С южной стороны Бордо я приехал в Тулузу на заднем сиденье мотоцикла, который вел солдат с севера Франции, механик по профессии; с ним я поддерживал сердечные отношения[89]
. Возвратившись в часть, я попрощался со своими товарищами (некоторые из них в ожидании немцев надели новые мундиры) и поехал по направлению к Байонне и Сен-Жан-де-Люз. Я спал в вагоне, который прицепили к составу, перевозившему ценности Парижской биржи. С собой в дорогу я взял лишь солдатский мешок, в котором были туалетные принадлежности, бритва, мыло, какая-то книга (как мне помнится), и мною овладело странное чувство легкости. Что значили для меня вещи, обстановка, даже книги — все это терялось вдалеке. В национальном крушении уцелело главное — моя жена, моя дочь, мои друзья. Благодаря привязанности к ним я оставался самим собой.
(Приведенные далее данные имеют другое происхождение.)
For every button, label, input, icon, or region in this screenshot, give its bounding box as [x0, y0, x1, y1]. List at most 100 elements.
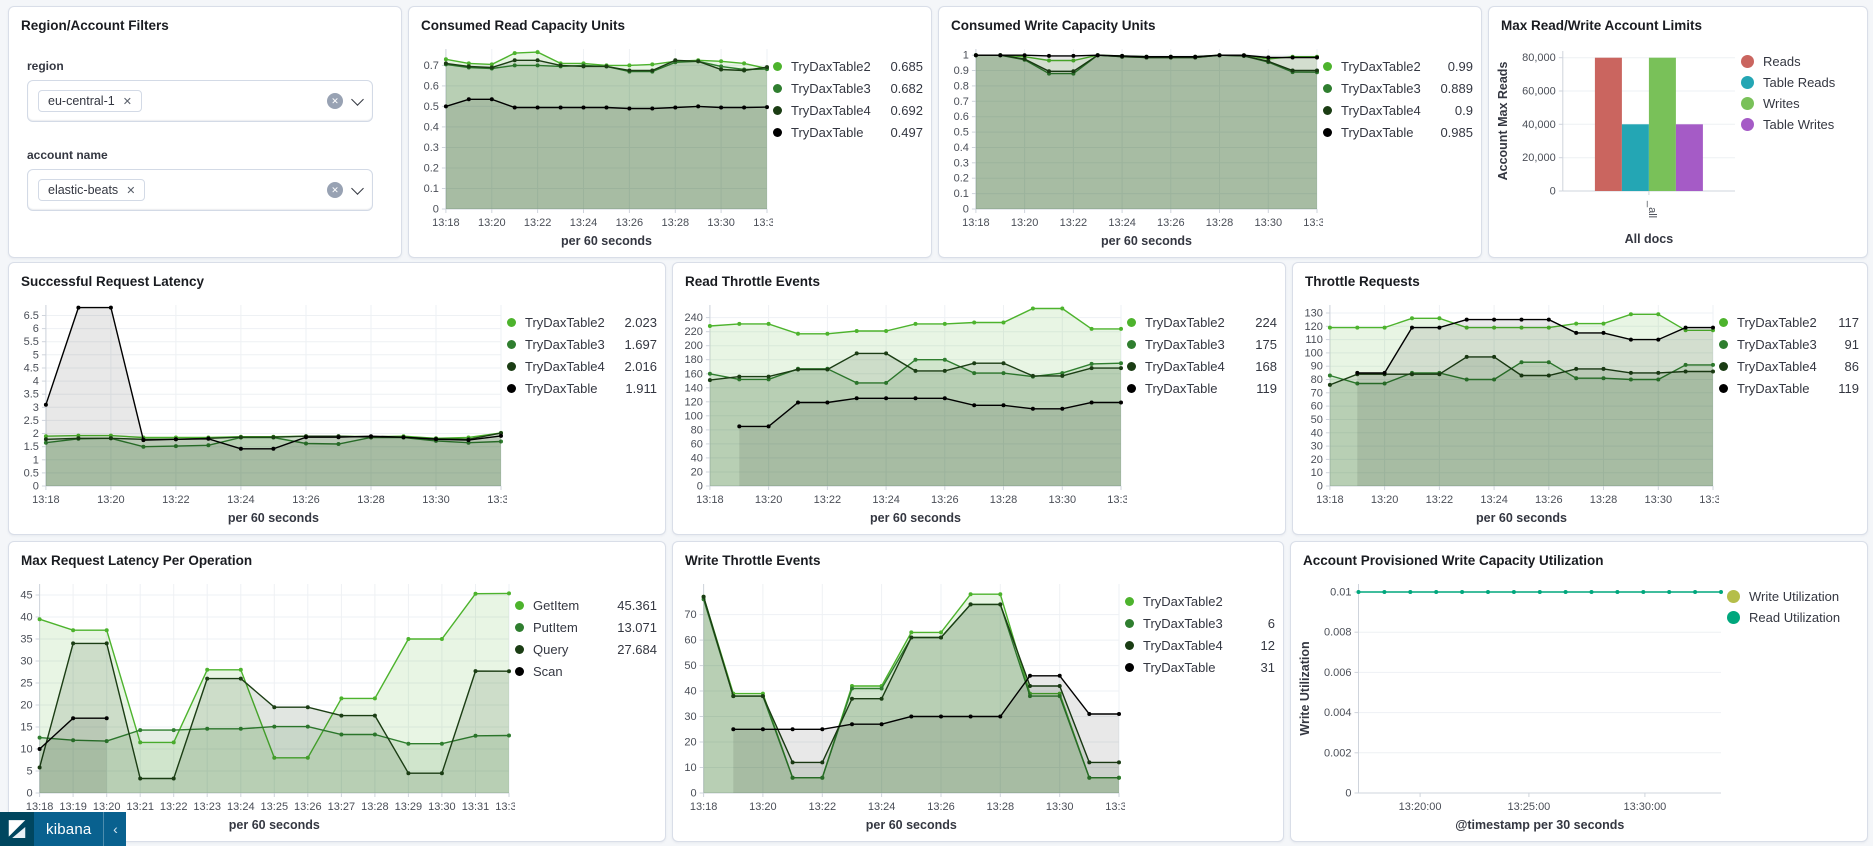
panel-write-throttle-events: Write Throttle Events 0 10 20 30 40 50 60 70 13:… [672, 541, 1284, 842]
svg-text:13:30: 13:30 [428, 801, 456, 813]
svg-text:13:30: 13:30 [1645, 494, 1673, 506]
svg-text:10: 10 [1311, 467, 1323, 479]
filter-group-account: account name elastic-beats ✕ ✕ [27, 148, 373, 211]
chevron-down-icon[interactable] [351, 92, 364, 106]
chevron-down-icon[interactable] [351, 181, 364, 195]
svg-text:0: 0 [963, 204, 969, 216]
collapse-nav-icon[interactable]: ‹ [103, 812, 127, 846]
legend-item-trydaxtable[interactable]: TryDaxTable 119 [1719, 377, 1859, 399]
legend-item-trydaxtable[interactable]: TryDaxTable 119 [1127, 377, 1277, 399]
svg-text:13:26: 13:26 [927, 801, 955, 813]
legend-item-getitem[interactable]: GetItem 45.361 [515, 594, 657, 616]
legend-item-trydaxtable[interactable]: TryDaxTable 0.497 [773, 121, 923, 143]
legend-item-table-writes[interactable]: Table Writes [1741, 114, 1859, 135]
chart-read-throttle[interactable]: 0 20 40 60 80 100 120 140 160 180 200 220 240 13:18 13… [679, 293, 1135, 530]
svg-text:0.3: 0.3 [424, 142, 439, 154]
svg-text:0.006: 0.006 [1324, 667, 1352, 679]
svg-text:5: 5 [26, 766, 32, 778]
account-name-combobox[interactable]: elastic-beats ✕ ✕ [27, 169, 373, 211]
remove-pill-icon[interactable]: ✕ [122, 95, 132, 108]
legend-label: TryDaxTable2 [1143, 593, 1223, 609]
legend-item-trydaxtable4[interactable]: TryDaxTable4 168 [1127, 355, 1277, 377]
legend-item-trydaxtable3[interactable]: TryDaxTable3 175 [1127, 333, 1277, 355]
svg-text:180: 180 [685, 354, 703, 366]
svg-text:Write Utilization: Write Utilization [1298, 641, 1312, 735]
legend-item-trydaxtable4[interactable]: TryDaxTable4 0.9 [1323, 99, 1473, 121]
chart-max-limits[interactable]: 0 20,000 40,000 60,000 80,000 Account Max Rea… [1495, 37, 1741, 253]
clear-selection-icon[interactable]: ✕ [327, 93, 343, 109]
legend-item-trydaxtable4[interactable]: TryDaxTable4 86 [1719, 355, 1859, 377]
legend-item-trydaxtable3[interactable]: TryDaxTable3 0.889 [1323, 77, 1473, 99]
legend-item-trydaxtable2[interactable]: TryDaxTable2 224 [1127, 311, 1277, 333]
chart-write-throttle[interactable]: 0 10 20 30 40 50 60 70 13:18 13:20 13:22 13:24 13:26… [679, 572, 1133, 837]
legend-dot [515, 644, 524, 654]
svg-text:130: 130 [1305, 308, 1323, 320]
region-pill[interactable]: eu-central-1 ✕ [38, 90, 142, 112]
bar-table-reads[interactable] [1621, 124, 1649, 191]
legend-item-trydaxtable2[interactable]: TryDaxTable2 0.99 [1323, 55, 1473, 77]
svg-text:13:22: 13:22 [160, 801, 188, 813]
account-pill[interactable]: elastic-beats ✕ [38, 179, 146, 201]
panel-title: Consumed Read Capacity Units [421, 18, 626, 33]
legend-item-trydaxtable[interactable]: TryDaxTable 1.911 [507, 377, 657, 399]
legend-item-trydaxtable3[interactable]: TryDaxTable3 1.697 [507, 333, 657, 355]
legend-item-read-utilization[interactable]: Read Utilization [1727, 607, 1859, 628]
legend-item-trydaxtable[interactable]: TryDaxTable 31 [1125, 656, 1275, 678]
remove-pill-icon[interactable]: ✕ [126, 184, 136, 197]
legend-item-writes[interactable]: Writes [1741, 93, 1859, 114]
legend-dot [1741, 118, 1754, 131]
svg-text:0: 0 [690, 788, 696, 800]
legend-item-trydaxtable[interactable]: TryDaxTable 0.985 [1323, 121, 1473, 143]
chart-consumed-write[interactable]: 0 0.1 0.2 0.3 0.4 0.5 0.6 0.7 0.8 0.9 1 13:18 13:20 1… [945, 37, 1331, 253]
clear-selection-icon[interactable]: ✕ [327, 182, 343, 198]
legend-item-trydaxtable2[interactable]: TryDaxTable2 [1125, 590, 1275, 612]
legend-item-trydaxtable2[interactable]: TryDaxTable2 117 [1719, 311, 1859, 333]
legend-item-putitem[interactable]: PutItem 13.071 [515, 616, 657, 638]
svg-text:40: 40 [684, 686, 696, 698]
legend-item-trydaxtable3[interactable]: TryDaxTable3 91 [1719, 333, 1859, 355]
bar-writes[interactable] [1648, 57, 1676, 192]
svg-text:2: 2 [33, 428, 39, 440]
svg-text:13:32: 13:32 [1303, 217, 1323, 229]
svg-text:13:25:00: 13:25:00 [1507, 801, 1550, 813]
chart-consumed-read[interactable]: 0 0.1 0.2 0.3 0.4 0.5 0.6 0.7 13:18 13:20 13:22 13:… [415, 37, 781, 253]
chart-write-utilization[interactable]: 0 0.002 0.004 0.006 0.008 0.01 Write Utilizati… [1297, 572, 1727, 837]
legend-item-write-utilization[interactable]: Write Utilization [1727, 586, 1859, 607]
panel-title: Throttle Requests [1305, 274, 1420, 289]
svg-text:0.5: 0.5 [954, 127, 969, 139]
legend-item-scan[interactable]: Scan [515, 660, 657, 682]
legend-item-trydaxtable4[interactable]: TryDaxTable4 2.016 [507, 355, 657, 377]
legend-item-trydaxtable3[interactable]: TryDaxTable3 6 [1125, 612, 1275, 634]
region-combobox[interactable]: eu-central-1 ✕ ✕ [27, 80, 373, 122]
legend-value: 45.361 [617, 597, 657, 613]
legend-item-trydaxtable2[interactable]: TryDaxTable2 2.023 [507, 311, 657, 333]
legend-label: Scan [533, 663, 563, 679]
svg-text:_all: _all [1646, 200, 1658, 218]
svg-text:13:24: 13:24 [227, 494, 255, 506]
legend-item-trydaxtable3[interactable]: TryDaxTable3 0.682 [773, 77, 923, 99]
legend-label: TryDaxTable2 [1145, 314, 1225, 330]
legend-dot [507, 317, 516, 327]
svg-text:13:20: 13:20 [755, 494, 783, 506]
legend-item-trydaxtable4[interactable]: TryDaxTable4 12 [1125, 634, 1275, 656]
legend-item-table-reads[interactable]: Table Reads [1741, 72, 1859, 93]
svg-text:0.1: 0.1 [424, 183, 439, 195]
legend-value: 0.985 [1440, 124, 1473, 140]
legend-item-trydaxtable4[interactable]: TryDaxTable4 0.692 [773, 99, 923, 121]
legend-item-query[interactable]: Query 27.684 [515, 638, 657, 660]
svg-text:13:32: 13:32 [1699, 494, 1719, 506]
legend-label: TryDaxTable2 [1737, 314, 1817, 330]
bar-reads[interactable] [1594, 57, 1622, 192]
chart-max-request-latency[interactable]: 0 5 10 15 20 25 30 35 40 45 13:18 13:19 13:20 13:21 13… [15, 572, 523, 837]
bar-table-writes[interactable] [1675, 124, 1703, 191]
svg-text:2.5: 2.5 [24, 415, 39, 427]
svg-text:13:28: 13:28 [357, 494, 385, 506]
svg-text:13:21: 13:21 [126, 801, 154, 813]
chart-request-latency[interactable]: 0 0.511.522.533.544.5 55.566.5 13:18 13:20 13… [15, 293, 515, 530]
legend-item-reads[interactable]: Reads [1741, 51, 1859, 72]
legend-label: TryDaxTable2 [1341, 58, 1421, 74]
legend-item-trydaxtable2[interactable]: TryDaxTable2 0.685 [773, 55, 923, 77]
svg-text:0: 0 [1550, 186, 1556, 198]
svg-text:40: 40 [20, 612, 32, 624]
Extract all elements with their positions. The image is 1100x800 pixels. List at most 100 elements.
Что же до всего остального, то сама катастрофа обнаружила его ничтожность.На следующий день, вероятно 23 июня, я бродил по порту Сен-Жан-де-Люз вместе с несколькими другими людьми в поисках судна, отправлявшегося в Англию. Мне удалось узнать, что океанский лайнер «Иттрик», стоявший на якоре в нескольких сотнях метров от берега, скоро примет на борт польскую дивизию. Я снял с себя голубую шинель авиатора и надел желтую шинель пехотинца, оказавшись в конце концов в шлюпке, на которой приплыл к кораблю. Среди нас, жертв катастрофы или добровольцев, был дальний родственник маршала Фоша, который, если память мне не изменяет, прохаживался насчет евреев. Меня он из их числа, разумеется, исключал (как он сказал мне, вы должны питать к ним неприязнь, или что-то в этом духе).
На судне я встретил Рене Кассена; я побеседовал с несколькими польскими офицерами, один из них посоветовал мне вести себя и чувствовать себя, приспосабливаясь ко времени: жить без семьи, с радостью принимая жребий авантюриста-одиночки. Война будет продолжаться: кто знает, на сколько лет она затянется. Может быть, в один прекрасный день мы вернемся на свою родину. В ожидании этого дня будем срывать цветы дня сегодняшнего.